The Family Experiment

4

Das neuste Buch von John Marrs, und gefühlt nutzt sich seine Formel für mich etwas ab. Also nicht falsch verstehen, die Handlung hat aktuelle Bezüge, die Charaktere sind plausibel, und typisch für ihn gibt es an jeder Ecke Wendungen, aber... es braucht aufgrund der schieren Masse an Informationen ein wenig, um in das Buch reinzukommen, die Wendungen sind dann doch nicht so unerwartet wie sonst, und ich störe mich schon daran, dass am Ende alles in Wort und Schrift offengelegt wird anstatt mich selbst wenigstens ein bisschen denken zu lassen.
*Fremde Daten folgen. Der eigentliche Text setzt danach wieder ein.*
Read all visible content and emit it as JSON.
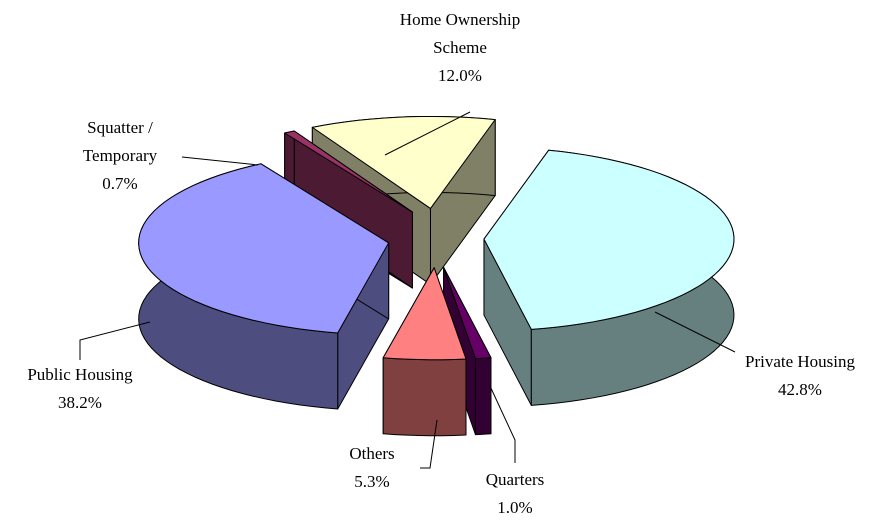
{
  "chart_data": {
    "type": "pie",
    "categories": [
      "Private Housing",
      "Quarters",
      "Others",
      "Public Housing",
      "Squatter / Temporary",
      "Home Ownership Scheme"
    ],
    "values": [
      42.8,
      1.0,
      5.3,
      38.2,
      0.7,
      12.0
    ],
    "value_labels": [
      "42.8%",
      "1.0%",
      "5.3%",
      "38.2%",
      "0.7%",
      "12.0%"
    ],
    "colors": [
      "#ccffff",
      "#660066",
      "#ff8080",
      "#9999ff",
      "#993366",
      "#ffffcc"
    ]
  }
}
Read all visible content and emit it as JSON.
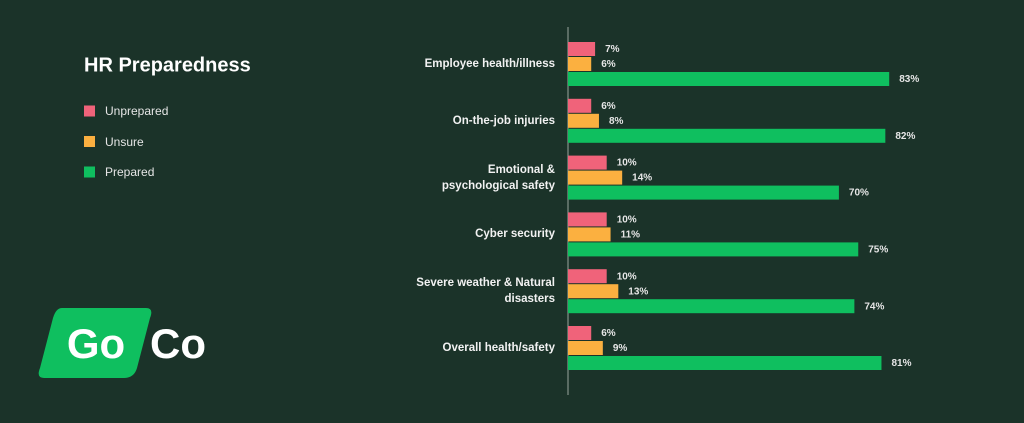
{
  "chart_data": {
    "type": "bar",
    "orientation": "horizontal",
    "title": "HR Preparedness",
    "categories": [
      "Employee health/illness",
      "On-the-job injuries",
      "Emotional &\npsychological safety",
      "Cyber security",
      "Severe weather & Natural\ndisasters",
      "Overall health/safety"
    ],
    "series": [
      {
        "name": "Unprepared",
        "color": "#f0637a",
        "values": [
          7,
          6,
          10,
          10,
          10,
          6
        ],
        "value_labels": [
          "7%",
          "6%",
          "10%",
          "10%",
          "10%",
          "6%"
        ]
      },
      {
        "name": "Unsure",
        "color": "#fbb040",
        "values": [
          6,
          8,
          14,
          11,
          13,
          9
        ],
        "value_labels": [
          "6%",
          "8%",
          "14%",
          "11%",
          "13%",
          "9%"
        ]
      },
      {
        "name": "Prepared",
        "color": "#0fbf5f",
        "values": [
          83,
          82,
          70,
          75,
          74,
          81
        ],
        "value_labels": [
          "83%",
          "82%",
          "70%",
          "75%",
          "74%",
          "81%"
        ]
      }
    ]
  },
  "logo": {
    "left": "Go",
    "right": "Co"
  }
}
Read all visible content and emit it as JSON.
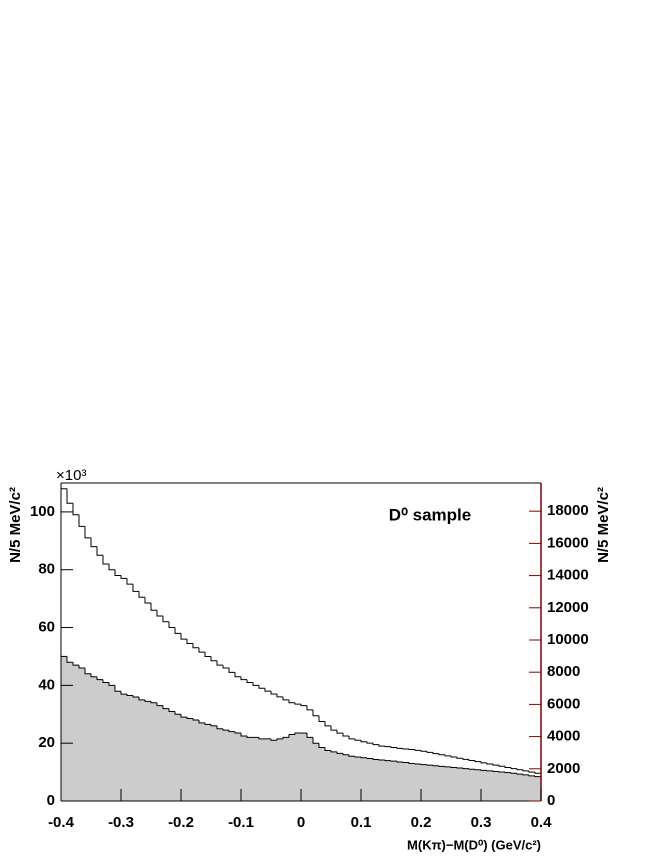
{
  "chart_data": {
    "type": "histogram",
    "annotation": "D⁰ sample",
    "x_label": "M(Kπ)−M(D⁰) (GeV/c²)",
    "y_label": "N/5 MeV/c²",
    "y2_label": "N/5 MeV/c²",
    "y_multiplier": "×10³",
    "bins": [
      -0.4,
      -0.39,
      -0.38,
      -0.37,
      -0.36,
      -0.35,
      -0.34,
      -0.33,
      -0.32,
      -0.31,
      -0.3,
      -0.29,
      -0.28,
      -0.27,
      -0.26,
      -0.25,
      -0.24,
      -0.23,
      -0.22,
      -0.21,
      -0.2,
      -0.19,
      -0.18,
      -0.17,
      -0.16,
      -0.15,
      -0.14,
      -0.13,
      -0.12,
      -0.11,
      -0.1,
      -0.09,
      -0.08,
      -0.07,
      -0.06,
      -0.05,
      -0.04,
      -0.03,
      -0.02,
      -0.01,
      0,
      0.01,
      0.02,
      0.03,
      0.04,
      0.05,
      0.06,
      0.07,
      0.08,
      0.09,
      0.1,
      0.11,
      0.12,
      0.13,
      0.14,
      0.15,
      0.16,
      0.17,
      0.18,
      0.19,
      0.2,
      0.21,
      0.22,
      0.23,
      0.24,
      0.25,
      0.26,
      0.27,
      0.28,
      0.29,
      0.3,
      0.31,
      0.32,
      0.33,
      0.34,
      0.35,
      0.36,
      0.37,
      0.38,
      0.39,
      0.4
    ],
    "series": [
      {
        "color": "#000000",
        "values": [
          108,
          103,
          99,
          95,
          91,
          88,
          85,
          82,
          80,
          78,
          77,
          75,
          72.5,
          70.5,
          68.5,
          66,
          64,
          62,
          60,
          58,
          56,
          54.5,
          53,
          51.5,
          50,
          48.5,
          47,
          46,
          44.5,
          43,
          42,
          41,
          40,
          39,
          38,
          37,
          36,
          35,
          34,
          33.5,
          33,
          31.5,
          29.5,
          27.5,
          26,
          24.5,
          23.5,
          22.5,
          21.5,
          21,
          20.5,
          20,
          19.5,
          19,
          18.8,
          18.5,
          18.2,
          18,
          17.8,
          17.5,
          17.2,
          16.8,
          16.4,
          16,
          15.6,
          15.2,
          14.8,
          14.4,
          14,
          13.6,
          13.2,
          12.8,
          12.4,
          12,
          11.6,
          11.2,
          10.8,
          10.4,
          10,
          9.6
        ]
      },
      {
        "color": "#000000",
        "fill": "#cccccc",
        "axis": "y2",
        "values": [
          8980,
          8620,
          8440,
          8260,
          7900,
          7720,
          7540,
          7360,
          7180,
          6820,
          6640,
          6550,
          6460,
          6280,
          6190,
          6100,
          5920,
          5740,
          5560,
          5390,
          5210,
          5120,
          5030,
          4850,
          4760,
          4670,
          4490,
          4400,
          4310,
          4220,
          4040,
          3950,
          3950,
          3860,
          3860,
          3770,
          3860,
          3950,
          4130,
          4220,
          4220,
          3950,
          3590,
          3320,
          3140,
          3050,
          2960,
          2870,
          2780,
          2730,
          2690,
          2640,
          2580,
          2550,
          2510,
          2480,
          2420,
          2390,
          2330,
          2300,
          2260,
          2230,
          2190,
          2150,
          2120,
          2080,
          2050,
          2010,
          1970,
          1940,
          1900,
          1870,
          1830,
          1800,
          1760,
          1720,
          1670,
          1620,
          1560,
          1510
        ]
      }
    ],
    "xlim": [
      -0.4,
      0.4
    ],
    "xticks": [
      -0.4,
      -0.3,
      -0.2,
      -0.1,
      0,
      0.1,
      0.2,
      0.3,
      0.4
    ],
    "ylim": [
      0,
      110
    ],
    "yticks": [
      0,
      20,
      40,
      60,
      80,
      100
    ],
    "y2lim": [
      0,
      19750
    ],
    "y2ticks": [
      0,
      2000,
      4000,
      6000,
      8000,
      10000,
      12000,
      14000,
      16000,
      18000
    ],
    "y2color": "#800000"
  }
}
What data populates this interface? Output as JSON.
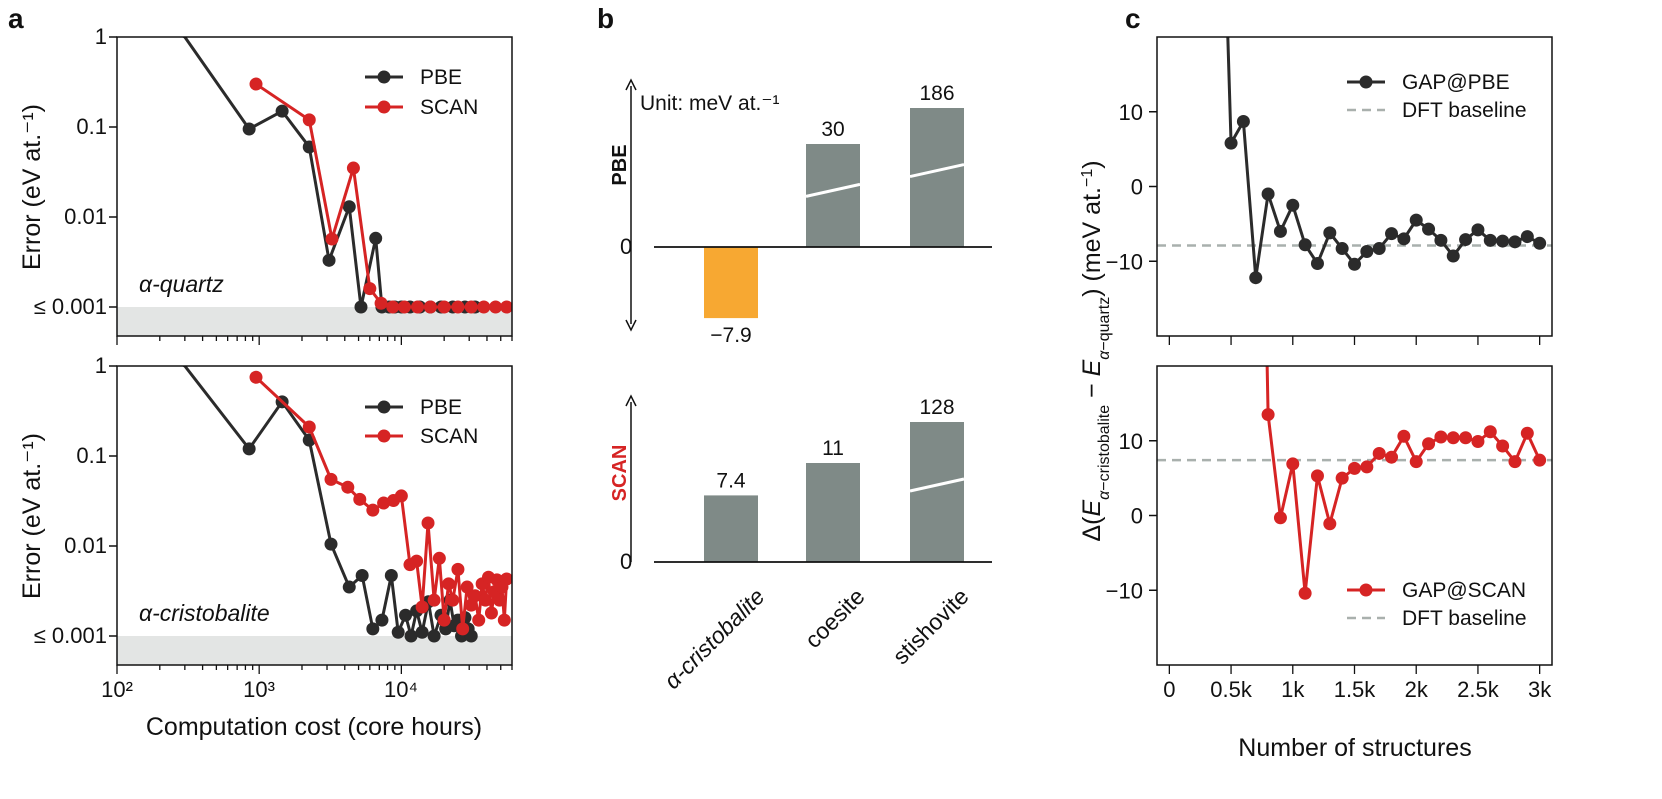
{
  "panel_labels": [
    "a",
    "b",
    "c"
  ],
  "colors": {
    "pbe": "#2b2b2b",
    "scan": "#d62424",
    "bar_grey": "#7f8a87",
    "bar_orange": "#f7a832",
    "baseline_dashed": "#a9b0ad",
    "shade": "#e3e5e4"
  },
  "chart_data": [
    {
      "id": "a-top",
      "type": "line",
      "annotation": "α-quartz",
      "ylabel": "Error (eV at.⁻¹)",
      "xlabel": "",
      "xscale": "log",
      "yscale": "log",
      "xlim": [
        100,
        60000
      ],
      "ylim": [
        0.001,
        1
      ],
      "ytick_labels": [
        "1",
        "0.1",
        "0.01",
        "≤ 0.001"
      ],
      "legend_position": "top-right",
      "series": [
        {
          "name": "PBE",
          "x": [
            100,
            300,
            850,
            1450,
            2250,
            3100,
            4300,
            5200,
            6600,
            7300,
            8200,
            9000,
            10000,
            11500,
            13500,
            16000,
            19000,
            23000,
            28000,
            33000
          ],
          "y": [
            2.5,
            1.0,
            0.095,
            0.15,
            0.06,
            0.0033,
            0.013,
            0.001,
            0.0058,
            0.001,
            0.001,
            0.001,
            0.001,
            0.001,
            0.001,
            0.001,
            0.001,
            0.001,
            0.001,
            0.001
          ]
        },
        {
          "name": "SCAN",
          "x": [
            950,
            2250,
            3250,
            4600,
            6000,
            7200,
            8700,
            10500,
            13000,
            16000,
            20000,
            25000,
            31000,
            38000,
            46000,
            55000
          ],
          "y": [
            0.3,
            0.12,
            0.0057,
            0.035,
            0.0016,
            0.0011,
            0.001,
            0.001,
            0.001,
            0.001,
            0.001,
            0.001,
            0.001,
            0.001,
            0.001,
            0.001
          ]
        }
      ]
    },
    {
      "id": "a-bottom",
      "type": "line",
      "annotation": "α-cristobalite",
      "ylabel": "Error (eV at.⁻¹)",
      "xlabel": "Computation cost (core hours)",
      "xscale": "log",
      "yscale": "log",
      "xlim": [
        100,
        60000
      ],
      "ylim": [
        0.001,
        1
      ],
      "ytick_labels": [
        "1",
        "0.1",
        "0.01",
        "≤ 0.001"
      ],
      "xtick_labels": [
        "10²",
        "10³",
        "10⁴"
      ],
      "legend_position": "top-right",
      "series": [
        {
          "name": "PBE",
          "x": [
            100,
            300,
            850,
            1450,
            2250,
            3200,
            4300,
            5300,
            6300,
            7300,
            8500,
            9500,
            10700,
            11700,
            12800,
            14000,
            15500,
            17000,
            19000,
            20500,
            22000,
            23500,
            25000,
            26500,
            28000,
            29500,
            31000
          ],
          "y": [
            2.5,
            1.0,
            0.12,
            0.4,
            0.15,
            0.0105,
            0.0035,
            0.0047,
            0.0012,
            0.0015,
            0.0047,
            0.0011,
            0.0017,
            0.001,
            0.0019,
            0.0011,
            0.0024,
            0.001,
            0.0017,
            0.0012,
            0.0025,
            0.0013,
            0.0015,
            0.001,
            0.0016,
            0.0012,
            0.001
          ]
        },
        {
          "name": "SCAN",
          "x": [
            950,
            2250,
            3200,
            4200,
            5100,
            6300,
            7500,
            8800,
            10000,
            11500,
            12800,
            14000,
            15400,
            17000,
            18500,
            20000,
            21500,
            23000,
            25000,
            27000,
            29000,
            31000,
            33000,
            35000,
            37000,
            39000,
            41000,
            43000,
            45000,
            47000,
            49000,
            51000,
            53000,
            55000
          ],
          "y": [
            0.75,
            0.21,
            0.055,
            0.045,
            0.033,
            0.025,
            0.03,
            0.032,
            0.036,
            0.0062,
            0.0068,
            0.0021,
            0.018,
            0.0025,
            0.0073,
            0.0015,
            0.0038,
            0.0025,
            0.0055,
            0.0012,
            0.0035,
            0.0022,
            0.0028,
            0.0015,
            0.0038,
            0.0025,
            0.0045,
            0.0018,
            0.0031,
            0.0042,
            0.0025,
            0.0035,
            0.0015,
            0.0043
          ]
        }
      ]
    },
    {
      "id": "b-top",
      "type": "bar",
      "side_label": "PBE",
      "unit_label": "Unit: meV at.⁻¹",
      "zero_label": "0",
      "categories": [
        "α-cristobalite",
        "coesite",
        "stishovite"
      ],
      "values": [
        -7.9,
        30,
        186
      ],
      "value_labels": [
        "−7.9",
        "30",
        "186"
      ],
      "axis_break": [
        false,
        true,
        true
      ]
    },
    {
      "id": "b-bottom",
      "type": "bar",
      "side_label": "SCAN",
      "zero_label": "0",
      "categories": [
        "α-cristobalite",
        "coesite",
        "stishovite"
      ],
      "values": [
        7.4,
        11,
        128
      ],
      "value_labels": [
        "7.4",
        "11",
        "128"
      ],
      "axis_break": [
        false,
        false,
        true
      ]
    },
    {
      "id": "c-top",
      "type": "line",
      "ylabel": "Δ(E α-cristobalite − E α-quartz) (meV at.⁻¹)",
      "xlim": [
        -100,
        3100
      ],
      "ylim": [
        -20,
        20
      ],
      "yticks": [
        10,
        0,
        -10
      ],
      "legend_position": "top-right",
      "baseline": {
        "name": "DFT baseline",
        "y": -7.9
      },
      "series": [
        {
          "name": "GAP@PBE",
          "x": [
            470,
            500,
            600,
            700,
            800,
            900,
            1000,
            1100,
            1200,
            1300,
            1400,
            1500,
            1600,
            1700,
            1800,
            1900,
            2000,
            2100,
            2200,
            2300,
            2400,
            2500,
            2600,
            2700,
            2800,
            2900,
            3000
          ],
          "y": [
            22,
            5.8,
            8.7,
            -12.2,
            -1.0,
            -6.0,
            -2.5,
            -7.8,
            -10.3,
            -6.2,
            -8.3,
            -10.4,
            -8.7,
            -8.3,
            -6.3,
            -7.0,
            -4.5,
            -5.7,
            -7.2,
            -9.3,
            -7.1,
            -5.8,
            -7.2,
            -7.3,
            -7.4,
            -6.7,
            -7.6
          ]
        }
      ]
    },
    {
      "id": "c-bottom",
      "type": "line",
      "xlabel": "Number of structures",
      "xlim": [
        -100,
        3100
      ],
      "ylim": [
        -20,
        20
      ],
      "yticks": [
        10,
        0,
        -10
      ],
      "xtick_labels": [
        "0",
        "0.5k",
        "1k",
        "1.5k",
        "2k",
        "2.5k",
        "3k"
      ],
      "legend_position": "bottom-right",
      "baseline": {
        "name": "DFT baseline",
        "y": 7.4
      },
      "series": [
        {
          "name": "GAP@SCAN",
          "x": [
            790,
            800,
            900,
            1000,
            1100,
            1200,
            1300,
            1400,
            1500,
            1600,
            1700,
            1800,
            1900,
            2000,
            2100,
            2200,
            2300,
            2400,
            2500,
            2600,
            2700,
            2800,
            2900,
            3000
          ],
          "y": [
            22,
            13.5,
            -0.3,
            6.9,
            -10.4,
            5.3,
            -1.1,
            5.0,
            6.3,
            6.5,
            8.3,
            7.8,
            10.6,
            7.2,
            9.6,
            10.5,
            10.4,
            10.4,
            9.9,
            11.2,
            9.3,
            7.2,
            11.0,
            7.4
          ]
        }
      ]
    }
  ]
}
Aber der Bezug... dass etwas, wie in Family Experiment beschrieben tatsächlich passieren könnte ist außerhalb der verstrahlten Birnen von irgendwelchen Verschwörungstheoretikern absolut unvorstellbar, ja. Aber Meta, OpenAI, Perplexity und dergleichen kennen heute schon kaum noch Grenzen und scheissen auf so ziemlich alles, wenn es um AI geht und ihnen Profit einbringt. Und warum auch nicht, andere leben ihnen ja vor, dass man mit so ziemlich allem durchkommen kann, solange man nur genug Geld und Macht hat. Liest man das Buch mit dem Gedanken im Hinterkopf stellt sich die Handlung schon wieder ganz anders dar. Vier von fünf MetaChildren.